第114話 エボ二 of view

 「………」

 穴の中から、辺りを見回し、辺りの安全を確認する。


 「他に人間?あぁ、別の部屋にも何個か置いてあるよ。魔力の良い燃料に……」

 透明な壁の向こうには、ヤツがいた。が、どうやら、先程見かけた少女との会話に熱中しているらしく、こちらに注意は向いていない。

 僕は奴を警戒しつつ、気付かれないように、慎重に穴から抜け出る。


 「……よし」

 ここまでくれば、もう、怪しまれる事はない。

 胸を撫で下ろした僕は、真っ先に母さんの下へ向かった。


 「…ただいま」

 疲れていた僕は、息を吐きながら、母さんに声をかける。


 「おかえりなさい」

 母さんは、相も変わらず、優しい笑顔で、出迎えてくれた。

 僕は、その姿を見て、安心すると、倒れ込むように、母さんの毛の中に、顔をうずめた。


 「あらあら…」

 特に、困った風もなく、柔らかい声で、そう呟く母さん。


 「………」

 母さんに顔を埋めたまま、どう説明したものか。と、僕は考える。

 僕は、始め、ダルさんの言う事が信じられなかった。

 今だって、あの状況を見ていなければ、信じられなかっただろう。


 何て言えば…。何て言えば、この場から母さんたちを連れだせる?

 ……いや、そもそも、母さんたちを連れ出すのは正解なのか?


 ここは危険かもしれないが、外も危険だ。それは今日、少し遠出しただけで、痛いほど分かった。

 外で生活するようになれば、もっと危険な目に合うかもしれないし、それこそ、この場所に住んでいた方が良かったなんて、思う事もあるかもしれない。


 「………あ」

 母さんは、何も言わず、僕の頭を撫で始めた。

 心地が良い。このまま眠って、何事もなかったかのように、過ごしたい。


 「……」

 僕は何も言わず、母さんに抱き着く。

 母さんは何も言わずに、僕を撫で続けた。


 いつも、母さんは、僕に何も言わない。

 肯定して、優しくして、甘やかして……。


 …だから僕は、自信が持てるんだ。

 そして、そんな母さんを、僕は、僕以上に信頼している。


 「……母さん。あのね…」

 僕は母さんから離れ、しっかりと向かい合う。


 「…なぁに?」

 そんな僕の改まった態度を見ても、母さんはいつも通りだった。

 少し緊張がほぐれる。


 僕は、僕なりの真実を母さんに伝えた。ここが危険な事も。
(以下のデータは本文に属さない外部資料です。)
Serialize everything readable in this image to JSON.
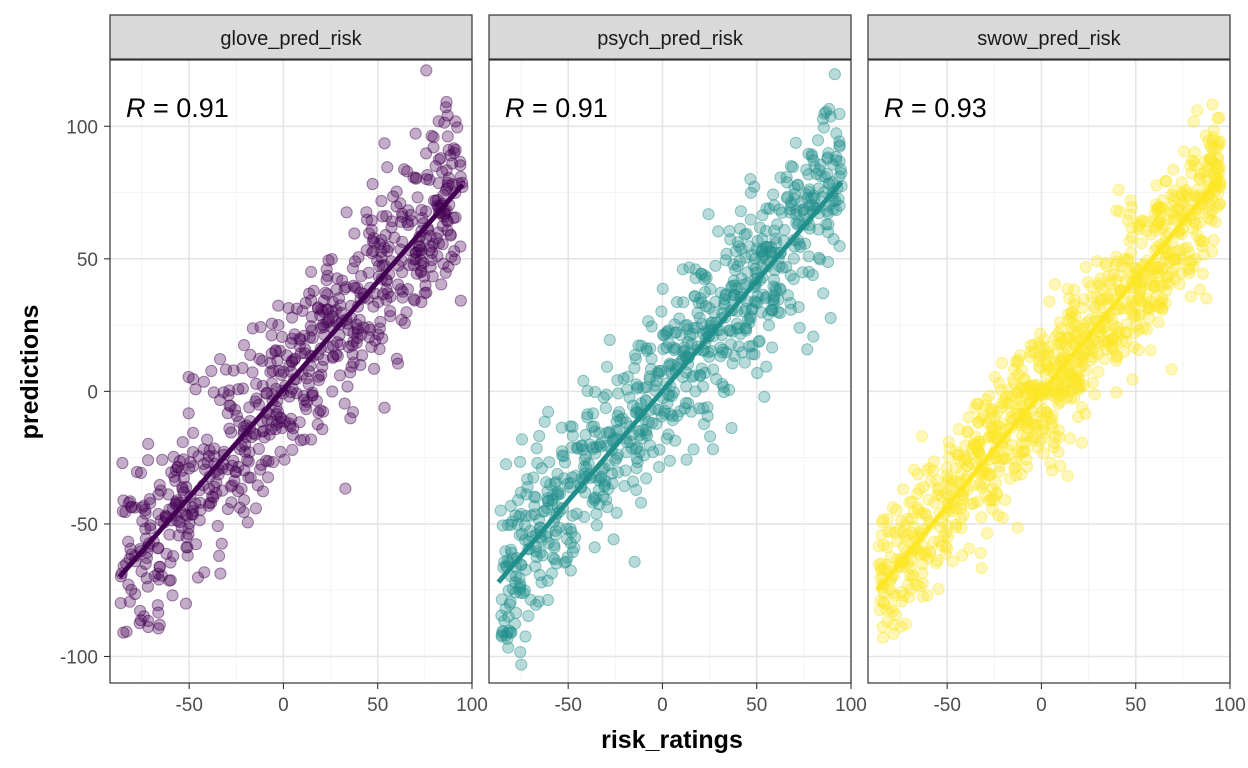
{
  "chart_data": {
    "type": "scatter",
    "faceted": true,
    "xlabel": "risk_ratings",
    "ylabel": "predictions",
    "xlim": [
      -92,
      100
    ],
    "ylim": [
      -110,
      125
    ],
    "x_ticks": [
      "-50",
      "0",
      "50",
      "100"
    ],
    "x_tick_values": [
      -50,
      0,
      50,
      100
    ],
    "y_ticks": [
      "100",
      "50",
      "0",
      "-50",
      "-100"
    ],
    "y_tick_values": [
      100,
      50,
      0,
      -50,
      -100
    ],
    "grid": true,
    "r_prefix": "R",
    "panels": [
      {
        "name": "glove_pred_risk",
        "r_value": "= 0.91",
        "color": "#440154",
        "trend_line": {
          "x": [
            -87,
            95
          ],
          "y": [
            -70,
            78
          ]
        },
        "n_points": 700,
        "x_range": [
          -87,
          95
        ],
        "noise_sd": 17,
        "seed": 11
      },
      {
        "name": "psych_pred_risk",
        "r_value": "= 0.91",
        "color": "#21908c",
        "trend_line": {
          "x": [
            -87,
            95
          ],
          "y": [
            -72,
            79
          ]
        },
        "n_points": 800,
        "x_range": [
          -87,
          95
        ],
        "noise_sd": 16,
        "seed": 23
      },
      {
        "name": "swow_pred_risk",
        "r_value": "= 0.93",
        "color": "#fde725",
        "trend_line": {
          "x": [
            -87,
            95
          ],
          "y": [
            -75,
            81
          ]
        },
        "n_points": 1000,
        "x_range": [
          -87,
          95
        ],
        "noise_sd": 13.5,
        "seed": 37
      }
    ]
  }
}
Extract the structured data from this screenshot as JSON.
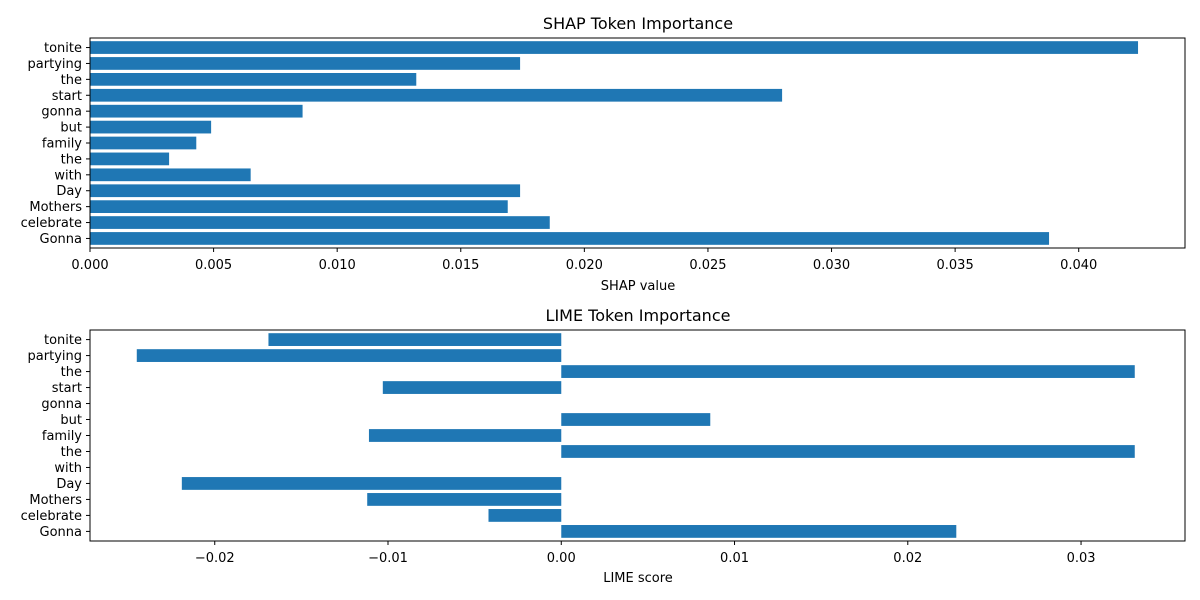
{
  "chart_data": [
    {
      "type": "bar",
      "orientation": "horizontal",
      "title": "SHAP Token Importance",
      "xlabel": "SHAP value",
      "ylabel": "",
      "xlim": [
        0.0,
        0.0443
      ],
      "xticks": [
        0.0,
        0.005,
        0.01,
        0.015,
        0.02,
        0.025,
        0.03,
        0.035,
        0.04
      ],
      "xtick_labels": [
        "0.000",
        "0.005",
        "0.010",
        "0.015",
        "0.020",
        "0.025",
        "0.030",
        "0.035",
        "0.040"
      ],
      "categories": [
        "tonite",
        "partying",
        "the",
        "start",
        "gonna",
        "but",
        "family",
        "the",
        "with",
        "Day",
        "Mothers",
        "celebrate",
        "Gonna"
      ],
      "values": [
        0.0424,
        0.0174,
        0.0132,
        0.028,
        0.0086,
        0.0049,
        0.0043,
        0.0032,
        0.0065,
        0.0174,
        0.0169,
        0.0186,
        0.0388
      ],
      "color": "#1f77b4",
      "grid": false
    },
    {
      "type": "bar",
      "orientation": "horizontal",
      "title": "LIME Token Importance",
      "xlabel": "LIME score",
      "ylabel": "",
      "xlim": [
        -0.0272,
        0.036
      ],
      "xticks": [
        -0.02,
        -0.01,
        0.0,
        0.01,
        0.02,
        0.03
      ],
      "xtick_labels": [
        "−0.02",
        "−0.01",
        "0.00",
        "0.01",
        "0.02",
        "0.03"
      ],
      "categories": [
        "tonite",
        "partying",
        "the",
        "start",
        "gonna",
        "but",
        "family",
        "the",
        "with",
        "Day",
        "Mothers",
        "celebrate",
        "Gonna"
      ],
      "values": [
        -0.0169,
        -0.0245,
        0.0331,
        -0.0103,
        0.0,
        0.0086,
        -0.0111,
        0.0331,
        0.0,
        -0.0219,
        -0.0112,
        -0.0042,
        0.0228
      ],
      "color": "#1f77b4",
      "grid": false
    }
  ]
}
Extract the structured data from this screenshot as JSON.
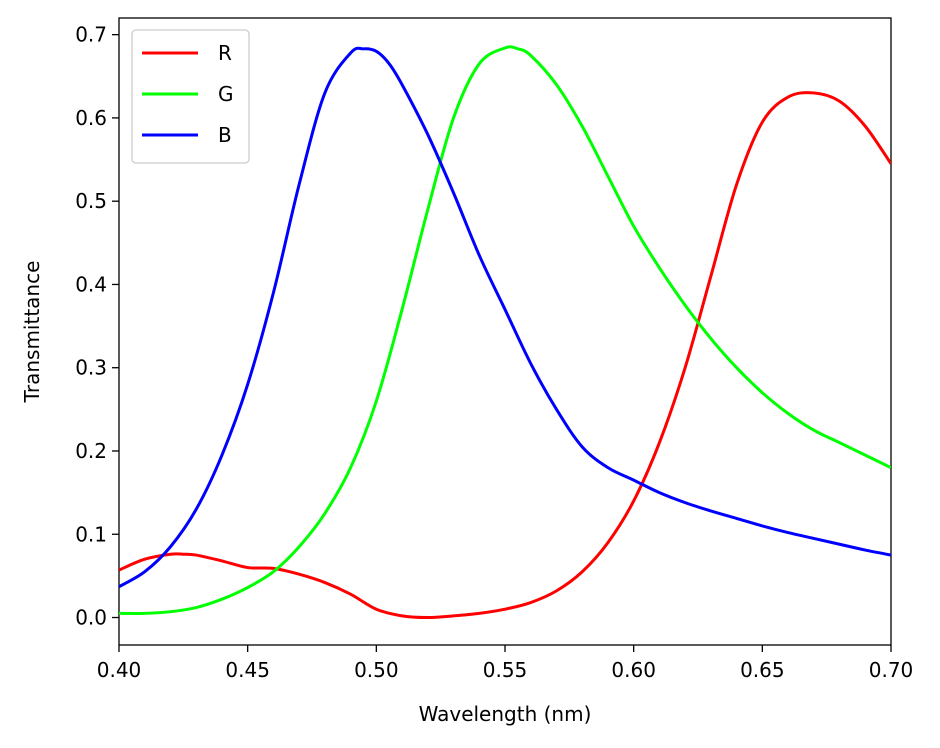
{
  "chart_data": {
    "type": "line",
    "title": "",
    "xlabel": "Wavelength (nm)",
    "ylabel": "Transmittance",
    "xlim": [
      0.4,
      0.7
    ],
    "ylim": [
      -0.033,
      0.72
    ],
    "x_ticks": [
      0.4,
      0.45,
      0.5,
      0.55,
      0.6,
      0.65,
      0.7
    ],
    "x_tick_labels": [
      "0.40",
      "0.45",
      "0.50",
      "0.55",
      "0.60",
      "0.65",
      "0.70"
    ],
    "y_ticks": [
      0.0,
      0.1,
      0.2,
      0.3,
      0.4,
      0.5,
      0.6,
      0.7
    ],
    "y_tick_labels": [
      "0.0",
      "0.1",
      "0.2",
      "0.3",
      "0.4",
      "0.5",
      "0.6",
      "0.7"
    ],
    "grid": false,
    "legend_position": "top-left",
    "series": [
      {
        "name": "R",
        "color": "#ff0000",
        "x": [
          0.4,
          0.41,
          0.42,
          0.425,
          0.43,
          0.44,
          0.45,
          0.46,
          0.47,
          0.48,
          0.49,
          0.5,
          0.51,
          0.52,
          0.53,
          0.54,
          0.55,
          0.56,
          0.57,
          0.58,
          0.59,
          0.6,
          0.61,
          0.62,
          0.63,
          0.64,
          0.65,
          0.66,
          0.67,
          0.68,
          0.69,
          0.7
        ],
        "values": [
          0.057,
          0.07,
          0.076,
          0.076,
          0.075,
          0.068,
          0.06,
          0.059,
          0.052,
          0.042,
          0.028,
          0.01,
          0.002,
          0.0,
          0.002,
          0.005,
          0.01,
          0.018,
          0.032,
          0.055,
          0.09,
          0.14,
          0.21,
          0.3,
          0.41,
          0.52,
          0.595,
          0.625,
          0.63,
          0.62,
          0.59,
          0.545
        ]
      },
      {
        "name": "G",
        "color": "#00ff00",
        "x": [
          0.4,
          0.41,
          0.42,
          0.43,
          0.44,
          0.45,
          0.46,
          0.47,
          0.48,
          0.49,
          0.5,
          0.51,
          0.52,
          0.53,
          0.54,
          0.55,
          0.555,
          0.56,
          0.57,
          0.58,
          0.59,
          0.6,
          0.61,
          0.62,
          0.63,
          0.64,
          0.65,
          0.66,
          0.67,
          0.68,
          0.69,
          0.7
        ],
        "values": [
          0.005,
          0.005,
          0.007,
          0.012,
          0.022,
          0.036,
          0.055,
          0.085,
          0.125,
          0.18,
          0.26,
          0.37,
          0.49,
          0.6,
          0.665,
          0.684,
          0.683,
          0.675,
          0.64,
          0.59,
          0.53,
          0.47,
          0.42,
          0.375,
          0.335,
          0.3,
          0.27,
          0.245,
          0.225,
          0.21,
          0.195,
          0.18
        ]
      },
      {
        "name": "B",
        "color": "#0000ff",
        "x": [
          0.4,
          0.41,
          0.42,
          0.43,
          0.44,
          0.45,
          0.46,
          0.47,
          0.48,
          0.49,
          0.495,
          0.5,
          0.505,
          0.51,
          0.52,
          0.53,
          0.54,
          0.55,
          0.56,
          0.57,
          0.58,
          0.59,
          0.6,
          0.61,
          0.62,
          0.63,
          0.64,
          0.65,
          0.66,
          0.67,
          0.68,
          0.69,
          0.7
        ],
        "values": [
          0.037,
          0.055,
          0.085,
          0.13,
          0.195,
          0.28,
          0.39,
          0.52,
          0.63,
          0.678,
          0.683,
          0.68,
          0.665,
          0.64,
          0.58,
          0.51,
          0.435,
          0.37,
          0.305,
          0.25,
          0.205,
          0.18,
          0.165,
          0.15,
          0.138,
          0.128,
          0.119,
          0.11,
          0.102,
          0.095,
          0.088,
          0.081,
          0.075
        ]
      }
    ]
  }
}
外が危険な事も。

 僕が話す間、母さんは、口を挟まず、頷きながら、聞いてくれる。


 「…信じられないかもしれないけど、全部本当の事なんだ」

 全てを話し終えた僕の心は、信じて貰えるか、不安で一杯だった。

 だからこそ、誠意を示す様に、不安を振り切って、母さんの目を見つめる。


 …そこには、母さんの考え込む様な顔があった。

 やはり、信じて貰えなかったのだろうか…。僕は不安になる。


 「……それで、エボニはどうしたいの?」

 唐突な質問。

 でも、大丈夫。その答えは、もう出ている。


 「僕は、母さんの判断に任せようと思う。僕が一番信頼しているのは、母さんだから。どんな結果になっても、受け入れる」

 恥ずかしさのあまり、背けそうになる顔を必死に抑え、母さんにそう告げる。

 今、僕の顔は、赤色で染まりきっている事だろう。


 「う~ん…」と、目を瞑って、考え込む母さん。

 僕は深呼吸をし、心を落ち着けると、静かに、その答えを待った。